Ela acordou cedo, todo dia era igual. Às 4h30 da manhã, na quebrada, só se ouve os cachorros e a criança chorando na rua de cima. Ela tomou seu banho correndo, deixou café pronto pra sua coroa – a tiazinha tá doente e acamada. Desde sempre, foram só as duas contra o mundo. O pai dela nunca mais voltou, nunca fez falta.
Antes das 5h, ela já tava na rua. O sol ainda dormia, mas ela não. Tinha que caminhar meia hora pra pegar o busão. O medo subia junto com ela no escadão do campinho, ele era seu amigo, deixava ela ligada. Ela nasceu e cresceu ali, mas de alguns anos pra cá tava tudo mudado, já não conhecia mais os vizinhos.
Cara fechada e estomago gelado. O busão vai estar chapado, mas lá ela não estaria sozinha. No caminho, ela só pensava em chegar. Os tiozinhos no ponto davam bom dia e olhavam estranho pra ela. Cara fechada, abraçando a bolsa – que alívio!, chegou o ônibus.
Dá um salve pro motora, o cobrador a chama de linda todos os dias.
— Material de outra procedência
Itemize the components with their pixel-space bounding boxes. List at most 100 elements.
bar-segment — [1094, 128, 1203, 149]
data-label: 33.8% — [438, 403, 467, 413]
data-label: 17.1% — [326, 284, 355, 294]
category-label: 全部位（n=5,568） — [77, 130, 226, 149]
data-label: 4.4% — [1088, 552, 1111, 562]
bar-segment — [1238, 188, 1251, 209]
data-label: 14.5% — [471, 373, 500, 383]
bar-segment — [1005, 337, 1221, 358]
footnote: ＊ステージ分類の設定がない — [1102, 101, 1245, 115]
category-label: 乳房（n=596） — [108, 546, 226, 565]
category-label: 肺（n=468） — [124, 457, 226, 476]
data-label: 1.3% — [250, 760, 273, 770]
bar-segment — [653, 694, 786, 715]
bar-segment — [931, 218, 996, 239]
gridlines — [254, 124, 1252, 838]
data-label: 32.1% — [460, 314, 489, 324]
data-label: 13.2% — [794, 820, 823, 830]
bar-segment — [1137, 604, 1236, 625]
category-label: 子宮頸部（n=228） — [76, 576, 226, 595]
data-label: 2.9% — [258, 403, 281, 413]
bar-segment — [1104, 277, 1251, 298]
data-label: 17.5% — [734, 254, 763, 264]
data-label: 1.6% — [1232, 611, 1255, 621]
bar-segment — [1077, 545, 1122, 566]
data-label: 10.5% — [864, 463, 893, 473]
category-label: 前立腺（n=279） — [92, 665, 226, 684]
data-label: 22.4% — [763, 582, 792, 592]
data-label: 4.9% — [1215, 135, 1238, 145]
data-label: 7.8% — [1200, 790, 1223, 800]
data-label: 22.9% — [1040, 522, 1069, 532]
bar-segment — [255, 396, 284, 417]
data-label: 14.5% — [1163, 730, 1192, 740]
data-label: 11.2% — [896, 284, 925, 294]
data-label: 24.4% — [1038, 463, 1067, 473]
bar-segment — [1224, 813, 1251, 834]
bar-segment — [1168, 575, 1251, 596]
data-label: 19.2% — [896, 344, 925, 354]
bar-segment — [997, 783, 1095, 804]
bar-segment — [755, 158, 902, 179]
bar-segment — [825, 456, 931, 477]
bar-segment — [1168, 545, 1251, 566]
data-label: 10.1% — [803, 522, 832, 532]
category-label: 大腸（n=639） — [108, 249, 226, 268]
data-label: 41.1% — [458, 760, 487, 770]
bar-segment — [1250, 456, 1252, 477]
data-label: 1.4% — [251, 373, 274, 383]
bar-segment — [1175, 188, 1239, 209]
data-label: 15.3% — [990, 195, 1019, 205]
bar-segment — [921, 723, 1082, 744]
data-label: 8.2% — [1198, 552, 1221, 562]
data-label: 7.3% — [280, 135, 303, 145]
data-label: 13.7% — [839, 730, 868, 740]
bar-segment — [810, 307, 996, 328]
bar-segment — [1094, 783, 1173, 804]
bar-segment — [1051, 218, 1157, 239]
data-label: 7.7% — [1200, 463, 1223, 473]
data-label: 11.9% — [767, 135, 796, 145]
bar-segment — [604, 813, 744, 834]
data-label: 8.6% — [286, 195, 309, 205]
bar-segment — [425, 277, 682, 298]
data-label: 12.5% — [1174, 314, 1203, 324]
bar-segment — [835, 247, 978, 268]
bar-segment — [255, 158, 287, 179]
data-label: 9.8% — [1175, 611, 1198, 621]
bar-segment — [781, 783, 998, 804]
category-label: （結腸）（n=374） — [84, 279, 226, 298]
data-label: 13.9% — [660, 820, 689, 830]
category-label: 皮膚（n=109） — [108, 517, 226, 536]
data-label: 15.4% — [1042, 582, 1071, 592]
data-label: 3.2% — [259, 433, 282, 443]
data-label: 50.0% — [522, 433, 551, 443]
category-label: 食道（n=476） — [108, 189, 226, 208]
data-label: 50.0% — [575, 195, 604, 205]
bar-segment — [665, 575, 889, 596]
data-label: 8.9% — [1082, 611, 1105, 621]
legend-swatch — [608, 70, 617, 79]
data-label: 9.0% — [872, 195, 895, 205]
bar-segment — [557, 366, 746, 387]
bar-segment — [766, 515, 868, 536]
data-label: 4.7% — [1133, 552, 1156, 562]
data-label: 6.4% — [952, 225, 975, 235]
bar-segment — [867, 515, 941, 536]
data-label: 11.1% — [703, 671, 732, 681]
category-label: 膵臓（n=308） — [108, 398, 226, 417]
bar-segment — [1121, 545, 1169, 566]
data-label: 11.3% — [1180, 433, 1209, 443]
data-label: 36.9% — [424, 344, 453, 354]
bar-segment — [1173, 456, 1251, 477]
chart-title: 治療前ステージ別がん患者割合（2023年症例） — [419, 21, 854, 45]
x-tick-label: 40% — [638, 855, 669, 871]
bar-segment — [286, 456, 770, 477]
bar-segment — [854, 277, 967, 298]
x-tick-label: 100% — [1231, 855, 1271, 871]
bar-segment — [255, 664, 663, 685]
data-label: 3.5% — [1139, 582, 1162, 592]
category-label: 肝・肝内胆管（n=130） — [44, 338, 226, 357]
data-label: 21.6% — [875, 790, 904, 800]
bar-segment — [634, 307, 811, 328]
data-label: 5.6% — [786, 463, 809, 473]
Foda-se, ela só precisa chegar no trampo. Às 6h o sol já tá estralando, o suor corre a espinha. Ela vai correr mais 10 minutos pra pegar o próximo ônibus. Você vê de tudo no centro da cidade. Com o tempo, você aprende a não ver nada.
Segundo busão ainda mais lotado, mas o segundo trecho é mais rápido. Cheio desses bosta que ficam se esfregando pra passar por ela. Cara fechada, abraçando a bolsa, o pensamento lá na coroa – será que ela acordou bem?
No trampo, já cansada antes das 8h. Todo dia, tinha que trabalhar 4 vezes mais para ganhar metade do mérito daqueles playboys que passam metade do dia vendo foto de putaria no celular do lado da máquina de café. Ser melhor que eles já tinha se tornado tarefa fácil, ela é zica no que faz.
Depois de, mentalmente, mandar o chefe tomar no cu varias vezes no dia, bate o ponto e vai pra aula. A faculdade é do outro lado da cidade – era a que dava pra pagar, o importante é estudar. Tá foda com a faculdade, imagina sem. A coroa sempre falava isso quando ela desanimava.
23h. Entre uma pescada e outra, ela se força a ficar atenta. A essa hora existe o alívio e o medo do busão vazio. Cara fechada, abraçando a bolsa.
Quase meia-noite, ela desce do ônibus. A quebrada tá viva, os botecos cheios, os tiozinhos que já perderam tudo, buscando no fundo do copo a resposta pra uma vida de merda. Com os fones de ouvido, ela ignora o que ouve, cara fechada, abraçando a bolsa.
A duas ruas de casa, silêncio na quebrada. Alto, magro, boné preto, cheiro de álcool. Se aproxima dela exalando maldade. Uma lâmina enferrujada e gelada toca suas costas por trás da mochila. O silêncio se mantém. O cachorro da dona Salomé parece saber o que tá acontecendo e late feito doido.
Se vê sendo arrastada pro matagal do lado do campinho. Ela cresceu ali, sua coroa costumava buscar capim-cidreira naquele mato pra esquentar a barriga da menina.
Chegando no mato, ele a empurra. Agarrada na sua bolsa, ela se vira segurando o oitão velho do seu avô – o malandrão se mija de medo. Diz que era brincadeira, pede a Deus pela sua vida. Ela dá dois tiros na cara do verme. Precisa guardar o resto das balas.
Corre pra casa, chegou tremendo, ódio e pavor. O pulso doía com o coice do canhão. Tomou banho, esfregava a bucha como se quisesse arrancar a própria pele.
A sua coroa, acamada, esperava acordada a menina sair do banho. Ela disse que o dia tinha sido ótimo, falou do que aprendeu na aula, deu seu melhor sorriso, beijou a testa da velha e já era mais de 1 da manhã quando se deitou no colchão no chão do lado da cama da sua coroa.
Ninguém queria que essa história acabasse assim, mas podia ter sido muito pior.
Com a realidade que vemos hoje, na quebrada ainda não sonham com igualdade. Vamos lutar com todas as armas, TODAS. Por um futuro mais ameno pras mina.